Doing backflips above an unforgiving cement surface doesn’t even make Stettler’s Jared Fraser blink. In fact, it’s part of every day life for the extreme sports fan, who recently made it on to a scooter team based out of Sylvan Lake.
The 12-year-old has been “scootering” for about four years now, starting out at the old Stettler skate park, a makeshift make-do of metal ramps and platforms assembled in the outdoor rink during the summer months.
The new skate park, which is “awesome” according to Fraser, has only made his skills grow by leaps and bounds.
“For as long as I can remember, this is what he’s wanted,” mother Heidi Fraser said. “He wants to be a pro rider.”
To help her son achieve his dream, she packed him up on weekends to take him to skate parks around central Alberta, giving him the chance to practice on skate parks that were better than the one present in Stettler, at least at the time.
“The new park is great,” she said.
With the help of his sister, Katherine, Fraser made a video of him performing the tricks he can do, from backflips to jumps and spins. Once the video was done, and using a friend in the community, the family was able to get in touch with Ethan Howell, who leads the Shop Nomads, a scootering team based out of Sylvan Lake.
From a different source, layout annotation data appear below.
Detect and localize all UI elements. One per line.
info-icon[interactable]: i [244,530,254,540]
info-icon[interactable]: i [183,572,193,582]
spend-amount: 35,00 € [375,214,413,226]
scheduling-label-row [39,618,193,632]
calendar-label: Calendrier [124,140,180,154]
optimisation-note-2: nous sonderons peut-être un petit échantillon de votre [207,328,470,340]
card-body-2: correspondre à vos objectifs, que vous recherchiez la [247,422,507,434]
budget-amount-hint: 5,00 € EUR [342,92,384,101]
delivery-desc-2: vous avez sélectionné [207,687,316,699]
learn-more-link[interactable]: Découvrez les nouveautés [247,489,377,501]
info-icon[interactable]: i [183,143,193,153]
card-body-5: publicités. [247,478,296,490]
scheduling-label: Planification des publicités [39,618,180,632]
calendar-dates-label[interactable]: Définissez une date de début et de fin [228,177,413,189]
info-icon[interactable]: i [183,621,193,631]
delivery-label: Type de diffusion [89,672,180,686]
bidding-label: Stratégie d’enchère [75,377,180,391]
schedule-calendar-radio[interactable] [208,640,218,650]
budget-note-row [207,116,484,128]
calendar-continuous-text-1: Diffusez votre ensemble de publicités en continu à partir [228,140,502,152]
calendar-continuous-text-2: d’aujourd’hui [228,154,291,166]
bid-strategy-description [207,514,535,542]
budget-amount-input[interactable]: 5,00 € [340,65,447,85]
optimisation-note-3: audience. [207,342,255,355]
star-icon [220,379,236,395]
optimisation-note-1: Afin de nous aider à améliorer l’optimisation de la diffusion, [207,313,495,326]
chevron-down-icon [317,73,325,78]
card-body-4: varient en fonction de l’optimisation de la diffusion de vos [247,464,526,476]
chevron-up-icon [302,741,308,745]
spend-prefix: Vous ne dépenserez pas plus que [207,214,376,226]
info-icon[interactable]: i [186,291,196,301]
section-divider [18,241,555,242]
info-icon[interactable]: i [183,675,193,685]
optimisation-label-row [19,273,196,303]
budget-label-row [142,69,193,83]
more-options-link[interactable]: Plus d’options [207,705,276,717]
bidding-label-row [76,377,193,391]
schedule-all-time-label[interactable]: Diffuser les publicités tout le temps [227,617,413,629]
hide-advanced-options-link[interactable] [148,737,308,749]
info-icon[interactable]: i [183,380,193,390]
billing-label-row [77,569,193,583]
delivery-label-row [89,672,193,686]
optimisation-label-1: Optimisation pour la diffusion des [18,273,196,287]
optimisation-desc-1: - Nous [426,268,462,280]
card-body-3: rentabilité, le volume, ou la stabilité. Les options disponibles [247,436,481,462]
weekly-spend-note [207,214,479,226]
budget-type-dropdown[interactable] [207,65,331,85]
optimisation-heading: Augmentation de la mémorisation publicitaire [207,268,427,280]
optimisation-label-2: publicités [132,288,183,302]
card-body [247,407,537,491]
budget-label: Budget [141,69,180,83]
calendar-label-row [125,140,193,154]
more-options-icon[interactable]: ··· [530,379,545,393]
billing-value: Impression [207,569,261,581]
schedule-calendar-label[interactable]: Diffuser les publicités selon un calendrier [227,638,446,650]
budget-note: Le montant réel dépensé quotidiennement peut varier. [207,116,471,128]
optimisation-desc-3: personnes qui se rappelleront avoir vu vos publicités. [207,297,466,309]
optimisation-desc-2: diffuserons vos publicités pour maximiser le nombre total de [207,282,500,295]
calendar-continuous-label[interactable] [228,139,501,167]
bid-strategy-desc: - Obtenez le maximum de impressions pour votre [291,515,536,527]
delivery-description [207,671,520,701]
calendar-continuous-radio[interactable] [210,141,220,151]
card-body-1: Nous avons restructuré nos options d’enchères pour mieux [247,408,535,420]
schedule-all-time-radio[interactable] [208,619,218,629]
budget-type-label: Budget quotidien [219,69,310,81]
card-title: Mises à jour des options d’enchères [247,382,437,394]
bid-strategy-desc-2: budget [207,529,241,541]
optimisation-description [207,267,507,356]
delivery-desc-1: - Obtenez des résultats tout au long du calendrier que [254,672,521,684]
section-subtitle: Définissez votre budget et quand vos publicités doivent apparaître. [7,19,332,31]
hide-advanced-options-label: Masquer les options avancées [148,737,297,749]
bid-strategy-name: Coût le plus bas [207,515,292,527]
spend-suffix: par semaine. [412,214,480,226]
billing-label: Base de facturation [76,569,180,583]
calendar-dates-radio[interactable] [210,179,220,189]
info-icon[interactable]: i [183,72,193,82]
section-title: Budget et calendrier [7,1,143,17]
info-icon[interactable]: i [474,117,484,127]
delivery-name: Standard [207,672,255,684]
That video landed the 12-year-old an interview with Howell, and a place on the team as its youngest member.
Team membership opens a lot of doors for the scooter fanatic.
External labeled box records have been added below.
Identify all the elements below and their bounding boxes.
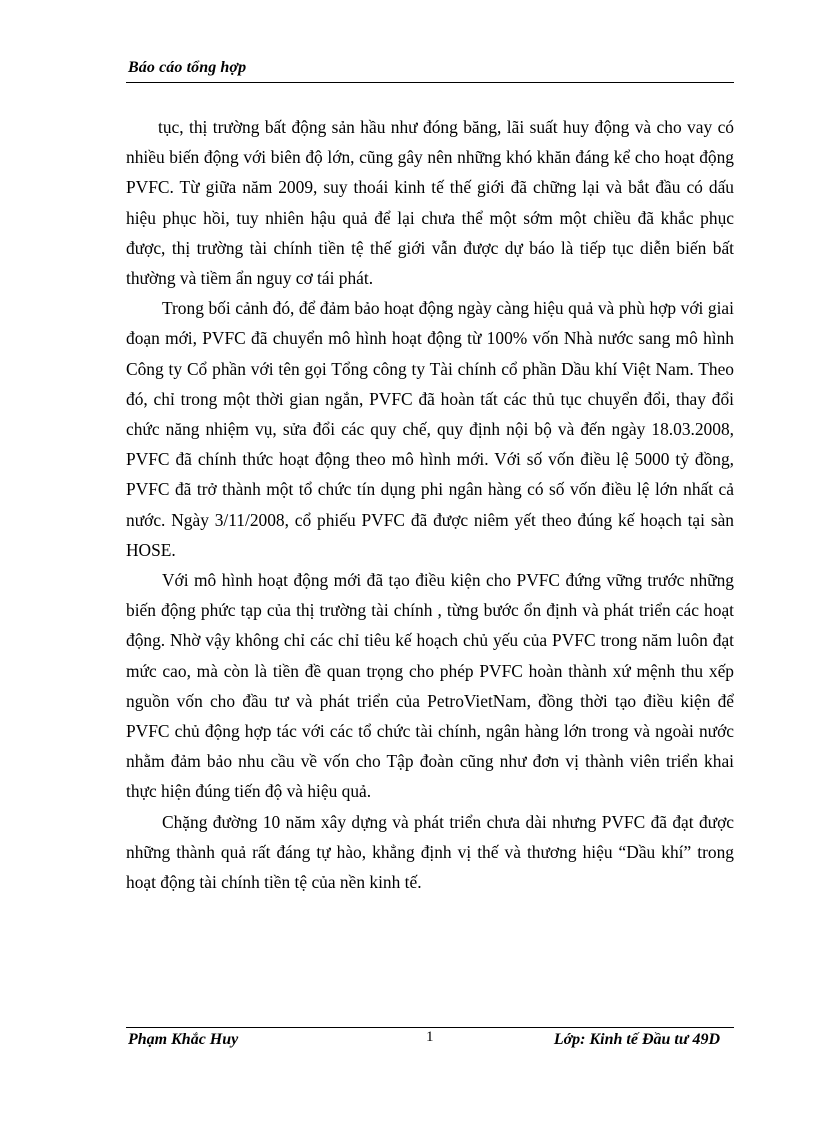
page-header bbox=[126, 58, 734, 83]
paragraph-achievements: Chặng đường 10 năm xây dựng và phát triển chưa dài nhưng PVFC đã đạt được những thành quả rất đáng tự hào, khẳng định vị thế và thương hiệu “Dầu khí” trong hoạt động tài chính tiền tệ của nền kinh tế. bbox=[126, 811, 734, 893]
page-number: 1 bbox=[426, 1029, 434, 1045]
header-title: Báo cáo tổng hợp bbox=[128, 59, 247, 76]
footer-author: Phạm Khắc Huy bbox=[128, 1031, 239, 1048]
paragraph-new-model: Với mô hình hoạt động mới đã tạo điều kiện cho PVFC đứng vững trước những biến động phức tạp của thị trường tài chính , từng bước ổn định và phát triển các hoạt động. Nhờ vậy không chỉ các chỉ tiêu kế hoạch chủ yếu của PVFC trong năm luôn đạt mức cao, mà còn là tiền đề quan trọng cho phép PVFC hoàn thành xứ mệnh thu xếp nguồn vốn cho đầu tư và phát triển của PetroVietNam, đồng thời tạo điều kiện để PVFC chủ động hợp tác với các tổ chức tài chính, ngân hàng lớn trong và ngoài nước nhằm đảm bảo nhu cầu về vốn cho Tập đoàn cũng như đơn vị thành viên triển khai thực hiện đúng tiến độ và hiệu quả. bbox=[126, 570, 734, 802]
document-body bbox=[126, 112, 734, 897]
paragraph-continuation: tục, thị trường bất động sản hầu như đóng băng, lãi suất huy động và cho vay có nhiều biến động với biên độ lớn, cũng gây nên những khó khăn đáng kể cho hoạt động PVFC. Từ giữa năm 2009, suy thoái kinh tế thế giới đã chững lại và bắt đầu có dấu hiệu phục hồi, tuy nhiên hậu quả để lại chưa thể một sớm một chiều đã khắc phục được, thị trường tài chính tiền tệ thế giới vẫn được dự báo là tiếp tục diễn biến bất thường và tiềm ẩn nguy cơ tái phát. bbox=[126, 117, 734, 289]
paragraph-context: Trong bối cảnh đó, để đảm bảo hoạt động ngày càng hiệu quả và phù hợp với giai đoạn mới, PVFC đã chuyển mô hình hoạt động từ 100% vốn Nhà nước sang mô hình Công ty Cổ phần với tên gọi Tổng công ty Tài chính cổ phần Dầu khí Việt Nam. Theo đó, chỉ trong một thời gian ngắn, PVFC đã hoàn tất các thủ tục chuyển đổi, thay đổi chức năng nhiệm vụ, sửa đổi các quy chế, quy định nội bộ và đến ngày 18.03.2008, PVFC đã chính thức hoạt động theo mô hình mới. Với số vốn điều lệ 5000 tỷ đồng, PVFC đã trở thành một tổ chức tín dụng phi ngân hàng có số vốn điều lệ lớn nhất cả nước. Ngày 3/11/2008, cổ phiếu PVFC đã được niêm yết theo đúng kế hoạch tại sàn HOSE. bbox=[126, 298, 734, 560]
footer-class-label: Lớp: Kinh tế Đầu tư 49D bbox=[553, 1031, 720, 1048]
page-footer bbox=[126, 1027, 734, 1052]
“When I go to events, I have a team behind me,” he said. The team recognition helps him be recognized, and helps his name become known. Recognition is a large part of the new sport, which mostly exists through events hosted by stores and communities.
The team recognition through a shirt isn’t the only way being part of the team helps Fraser. The team promotes him, sending out information about Fraser to others who may be interested. And he practices with them, having their guidance to help him master tricks he hasn’t yet added to his repertoire.
Such as the backflip tailwhip, the trick he’s working at mastering now.
“I’m getting pretty close,” he said.
The trick is done on the quarter pipe. The rider goes up the pipe, “catches some air,” and then tries to spin the deck of the scooter (the part where the feet go) for a full rotation, before the rider lands.
Fraser tried it before an audience of several other skaters, but his feet touch down on cement.
“Almost,” he said.
A moment later, kids come up to him to ask for advice, and the youth freely gives it, guiding other skaters and scooters through the tricks they are trying to master.
Fraser’s become somewhat of a Stettler teacher in his own way, his mother said.
“He’s always here, volunteering at events, helping out,” she said. “And he’s always ready to help others master what they’re doing.”
Fraser can be found at the skate park almost every day, a stone’s throw from his home, helping out other skaters while practicing his own moves.
Someday, he said he hopes people will find him on the pro circuit.